Vuelve Matrix, con todo lo bueno y malo que eso implica para los fanáticos y detractores de una de las sagas más influyentes –tanto en términos visuales como temáticos– de las últimas décadas. Replicada, alabada y burlada hasta el hartazgo, y con el bullet time convertido en ícono de su tiempo, la franquicia iniciada por Lana y Lilly Wachowski (por entonces Larry y Andy) en 1999 regresa con una entrega a la altura de su legado: siempre ambiciosa, por momentos desmesurada y caótica en términos narrativos, con un despliegue visual apabullante y una historia meta discursiva y plenamente consciente del peso de su nombre propio en el mapa audiovisual del siglo XXI.
Dirigida en esa ocasión solo por Lana, la cuarta película funciona como secuela a la vez que reboot, un regreso a las coordenadas iniciales que, sin embargo, presenta una acción que transcurre varias décadas después de los hechos de Matrix: Revoluciones (2003). Un presente que tiene a Neo como un reputado programador que ha utilizado gran parte de las situaciones vividas a lo largo de la saga para crear un videojuego que se ha vuelto muy famoso y que, entre otras cosas, ya tiene sus derechos vendidos para una transposición cinematográfica de los estudios Warner, en lo que es la primera de varias situaciones que dialogan con su contexto guiñándole el ojo al espectador.
Un reencuentro con Trinity –que tiene otro nombre, una familia y no parece recordar nada del pasado– enciende la mecha de un enfrentamiento contra los agentes, al tiempo que un grupo de rebeldes –que tienen a Neo como una suerte de Dios pagano– lucha en favor del libre albedrío y la liberación definitiva de las máquinas. Porque en el interior del film anida, otra vez, las tensiones entre la libertad individual y el destino, entre la vida como una sucesión de decisiones propias o un camino ya marcado del que es muy difícil escapar.
No conviene adelantar mucho más acerca de una trama que puede pasar de varias escenas cargadas de diálogos sobre grandes temas a otras con un despliegue audiovisual digno de los tanques contemporáneos, que entrevera personajes y situaciones ya conocidos con otros novedosos e inesperados.
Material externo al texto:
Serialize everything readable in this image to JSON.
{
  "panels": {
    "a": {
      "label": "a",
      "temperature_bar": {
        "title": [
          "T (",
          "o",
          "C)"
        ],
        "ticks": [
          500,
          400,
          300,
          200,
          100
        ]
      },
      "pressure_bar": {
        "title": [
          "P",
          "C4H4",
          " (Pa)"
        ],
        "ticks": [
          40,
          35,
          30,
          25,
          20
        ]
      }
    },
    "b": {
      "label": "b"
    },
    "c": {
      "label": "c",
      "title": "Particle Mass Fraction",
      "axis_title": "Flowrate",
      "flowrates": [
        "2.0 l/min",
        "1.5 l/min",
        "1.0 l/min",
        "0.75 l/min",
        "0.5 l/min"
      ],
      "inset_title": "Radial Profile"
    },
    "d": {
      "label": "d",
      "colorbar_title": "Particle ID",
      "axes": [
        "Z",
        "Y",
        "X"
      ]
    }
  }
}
Allí está, por ejemplo, el psicólogo de Neo (Neil Patrick Harris), cuyas auténticas intenciones se clarifican sobre el final del metraje o también su jefe en la empresa de programación (Jonathan Groff, el agente novato de Mindhunter).
Hay una escena al inicio del film que tiene a Neo subiendo por un ascensor rodeado de personas con sus ojos clavados en los celulares, como si Wachowski quisiera reforzar la idea de que gran parte de las hipótesis de la película de 1999 se cumplieron: todos ¿felices? en esos mundos virtuales creados a su imagen y semejanza, despreocupados por lo fácilmente manipulables que los (nos) vuelve la tecnología.
Si bien es cierto que la recepción del público dice poco y nada sobre el valor artístico –el valor en términos industriales corre por otro carril– de una película, queda por saber qué generara en los seguidores –como la reciente Spiderman: Sin camino a casa, Resurrecciones no deja ser otro ejercicio pensado mayormente para el fandom– el reencuentro con un universo no solo conocido por la pantalla grande, sino en la vida diaria. Una escena durante los créditos finales refuerza la idea de que la Matrix está entre nosotros: en cada click, en cada posteo, en cada mensaje enviado por redes sociales.